Spring has sprung! Yet the nights can be a little bit on the cool side requiring a little warming. I had this recipe on hand from the cold nights at Gulf Wars this year. The wine, excellent blankets and a faux fur ankle length coat kept me warm during 2013 freezing nights!
Hippocras
Translation:
To make hippocras, take a pottle of wine, two ounces of good cinnamon, half an ounce of ginger, nine cloves, and six pepper corns, and a nutmeg, and bruise them and put them into the wine with some rosemary flowers, and so let them steep all, night and then put in sugar a pound at least; and when it is well settled, let it run through a woollen bag made for that purpose: thus if you wine be claret, the hippocras will be red; if white, then of that colour also.
(Markham, 150)
Ingredients:
Chinese Ciniman stick
½ oz ginger peeled,
9 cloves
6 pepper corns
Nutmeg whole (1/8 tsp ground if not)
1 cup brown sugar
Optional:
Rosemary flowers if in season. Not rosemary stems just the rosemary flowers.
Redaction:
I had to take a few liberties with this excellent recipe. I used a descent wine but not a great wine. Some thing that I could and would drink plainly but one that would not be ruined by adding of spices.

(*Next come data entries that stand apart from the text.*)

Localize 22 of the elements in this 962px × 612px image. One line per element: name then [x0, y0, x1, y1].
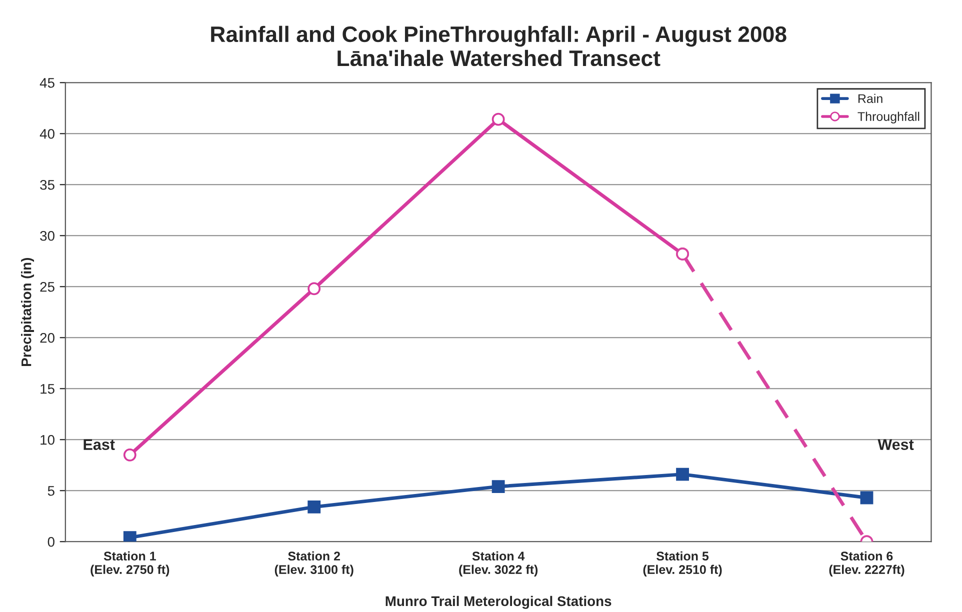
- legend-label: Throughfall: [858, 112, 920, 124]
- chart-title: Rainfall and Cook PineThroughfall: April - August 2008 Lāna'ihale Watershed Transect: [211, 26, 786, 66]
- x-tick-label: Station 2 (Elev. 3100 ft): [274, 551, 354, 576]
- y-tick-label: 25: [40, 282, 54, 292]
- y-tick-label: 30: [40, 230, 54, 241]
- y-tick-label: 35: [40, 180, 54, 190]
- x-tick-label: Station 4 (Elev. 3022 ft): [459, 551, 538, 576]
- y-tick-label: 15: [40, 384, 54, 394]
- y-axis-title: Precipitation (in): [21, 258, 34, 366]
- y-tick-label: 20: [40, 332, 54, 343]
- annotation: West: [878, 439, 914, 450]
- x-tick-label: Station 6 (Elev. 2227ft): [829, 551, 904, 576]
- x-tick-label: Station 1 (Elev. 2750 ft): [90, 551, 170, 576]
- legend-label: Rain: [858, 94, 882, 104]
- annotation: East: [84, 439, 115, 450]
- y-tick-label: 0: [48, 536, 54, 547]
- x-axis-title: Munro Trail Meterological Stations: [386, 596, 612, 609]
- y-tick-label: 10: [40, 434, 54, 445]
- y-tick-label: 40: [40, 128, 54, 139]
- y-tick-label: 5: [48, 486, 54, 496]
- x-tick-label: Station 5 (Elev. 2510 ft): [643, 551, 722, 576]
- y-tick-label: 45: [40, 78, 54, 88]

I put roughly 1 Tbl spoon of a hippocras blend that contains Saigon cinnamon, allspice, Ceylon and Madagascar cloves, blade mace and inner cardamom seeds. My opinion is that each house or even each bar had a different recipe containing some the brewers favorite spices. My spice blend did not have the ginger nor the pepper corns, though it did have mace instead of nutmeg as well as cardamom seeds and all spice. I can live with this substitution! I do plan on using the ginger and peppercorns as I love both flavors; a spiciness that combines very well with sweet.
Instead of letting the wine settle over night (as the event was an hour away when I made this) I settled for warming the wine to just at simmering (the bubbles just are forming) when I turned off the pot and added a Tbs of spicing and 1 cup of brown sugar.
I used a combination of the hard Mexican sugar and regular brown sugar. Roughly about ½ of each. I have since made this recipe with just the hard Mexican brown sugar found in specialty sections or stores, with excellent results. If you are unsure, do ½ and ½ or just regular brown sugar.
I let the wine sit for roughly 30-45 minutes, then cleared out the spices. Once the spices were skimmed from the wine, I poured everything into a clean bottle and served.
This is really good to drink. Almost to good, you can get very toasted on the hippocras and never realized you drank 2 bottles worth on a cold night!